In case the disclosure of client secrets is mandatory for transactions to be made with parties such as banks and payment service providers established in Turkey or abroad, as well as for transactions such as domestic/international fund transfers, international letter of credit, letter of guarantee, (i) initiation of the relevant transaction by the client or (ii) electronic entry of orders by the client through distribution channels for banking services will replace the client's request or instruction. In addition, it has been stated that it is mandatory to have a request or instruction from the client for the disclosure to be made regarding support services or service purchases other than valuation, rating, and independent auditing that are not within the scope of primary systems.
The conduct of audits and request of information at their branches or partnerships in Turkey, and the fulfillment of their information requests regarding the information included in the consolidation of foreign branches or partnerships of banks of authorities which are to are authorized to audit pursuant to the laws of foreign countries and that are equivalent to the Banking Regulation and Supervision Authority (“Authority”) are also regulated.
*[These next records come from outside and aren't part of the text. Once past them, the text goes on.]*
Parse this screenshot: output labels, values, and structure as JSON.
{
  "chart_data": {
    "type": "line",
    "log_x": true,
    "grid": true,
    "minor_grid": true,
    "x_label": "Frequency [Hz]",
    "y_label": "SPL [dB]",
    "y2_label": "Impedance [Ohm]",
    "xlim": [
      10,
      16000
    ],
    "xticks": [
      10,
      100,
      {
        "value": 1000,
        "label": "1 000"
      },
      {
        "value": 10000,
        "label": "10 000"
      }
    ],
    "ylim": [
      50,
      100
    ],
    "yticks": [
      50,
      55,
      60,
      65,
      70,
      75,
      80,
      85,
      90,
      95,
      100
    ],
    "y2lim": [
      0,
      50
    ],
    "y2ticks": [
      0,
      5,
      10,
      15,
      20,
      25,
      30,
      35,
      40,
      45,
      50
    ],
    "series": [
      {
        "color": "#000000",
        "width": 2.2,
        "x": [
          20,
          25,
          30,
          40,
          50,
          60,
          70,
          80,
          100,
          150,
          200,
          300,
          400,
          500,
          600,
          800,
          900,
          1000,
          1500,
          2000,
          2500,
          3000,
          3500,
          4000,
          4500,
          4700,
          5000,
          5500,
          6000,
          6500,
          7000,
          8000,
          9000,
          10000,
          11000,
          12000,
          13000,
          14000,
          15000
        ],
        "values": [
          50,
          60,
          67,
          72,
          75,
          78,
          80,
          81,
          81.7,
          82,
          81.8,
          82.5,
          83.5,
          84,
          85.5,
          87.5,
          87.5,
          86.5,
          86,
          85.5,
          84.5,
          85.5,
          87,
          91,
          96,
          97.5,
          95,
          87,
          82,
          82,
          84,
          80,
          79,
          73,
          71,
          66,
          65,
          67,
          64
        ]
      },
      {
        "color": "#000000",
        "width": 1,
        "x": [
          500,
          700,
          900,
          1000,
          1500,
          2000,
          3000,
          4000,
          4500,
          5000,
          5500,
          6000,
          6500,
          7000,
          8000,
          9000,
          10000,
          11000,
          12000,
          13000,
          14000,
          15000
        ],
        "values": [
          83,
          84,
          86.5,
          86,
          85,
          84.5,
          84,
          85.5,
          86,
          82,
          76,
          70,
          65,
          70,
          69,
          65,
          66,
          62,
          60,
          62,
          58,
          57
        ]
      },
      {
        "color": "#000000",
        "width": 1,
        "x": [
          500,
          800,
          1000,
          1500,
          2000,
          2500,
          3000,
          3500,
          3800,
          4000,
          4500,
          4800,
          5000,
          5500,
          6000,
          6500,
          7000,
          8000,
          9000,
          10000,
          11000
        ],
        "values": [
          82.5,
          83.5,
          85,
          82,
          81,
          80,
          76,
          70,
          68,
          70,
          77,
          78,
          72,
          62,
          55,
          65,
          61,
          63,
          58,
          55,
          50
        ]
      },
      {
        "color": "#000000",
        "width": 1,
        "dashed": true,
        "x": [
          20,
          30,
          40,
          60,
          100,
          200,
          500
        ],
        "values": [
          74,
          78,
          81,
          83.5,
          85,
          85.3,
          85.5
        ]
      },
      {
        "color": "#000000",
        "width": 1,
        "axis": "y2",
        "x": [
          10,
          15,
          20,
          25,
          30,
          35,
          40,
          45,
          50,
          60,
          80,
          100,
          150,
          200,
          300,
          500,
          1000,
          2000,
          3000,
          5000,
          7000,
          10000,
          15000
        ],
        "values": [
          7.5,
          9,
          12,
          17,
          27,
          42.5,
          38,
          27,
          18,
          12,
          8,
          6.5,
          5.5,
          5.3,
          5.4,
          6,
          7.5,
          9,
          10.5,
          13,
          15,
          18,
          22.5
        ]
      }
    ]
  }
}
In this case, according to Article 98 of the Law, which regulates cooperation between institutions, it is stipulated that if it is possible to meet the information request with the information held by the Authority, it will be fulfilled directly by the Authority, and if it is not sufficient, it will be fulfilled by the banks with the permission given by the Board. In addition, it has been stated that the disclosure of the information, which is not a client secret but a bank secret, with these authorities upon the request of the equivalent foreign authorities, provided that a written notification is made to the Authority before disclosure, will not constitute a violation of this paragraph.
In addition, the Board has been authorized to prohibit the disclosure of all kinds of data, which are bank and client secrets, with third parties abroad, including the cases exempted from the confidentiality obligation as a result of its assessment of economic security. The importance of the principle of reciprocity was emphasized while making an assessment on this subject.
Obligation to Establish an Information Sharing Committee:
Article 7 of the Regulation requires banks to establish an “Information Sharing Committee”. The obligation of the Information Sharing Committee is to coordinate the sharing of client secrets or bank secrets (i) in accordance with the principle of proportionality, (ii) to evaluate the appropriateness of incoming sharing requests, and (iii) to record the relevant evaluations, including the cases that are exempted from the confidentiality obligation. It has also been regulated of which persons the Committee should be composed of.
As a result, with Article 73 of the Law and the "Regulation on Sharing Confidential Information", which is planned to enter into force on January 1, 2022, the principles and exceptions regarding the confidentiality obligation regarding client and bank secrets have been clarified and it has become mandatory for banks to establish an Information Sharing Committee. In addition, by making parallel arrangements with the LPPD in the said legislation, the personal data characteristic of client secrets was once again emphasized.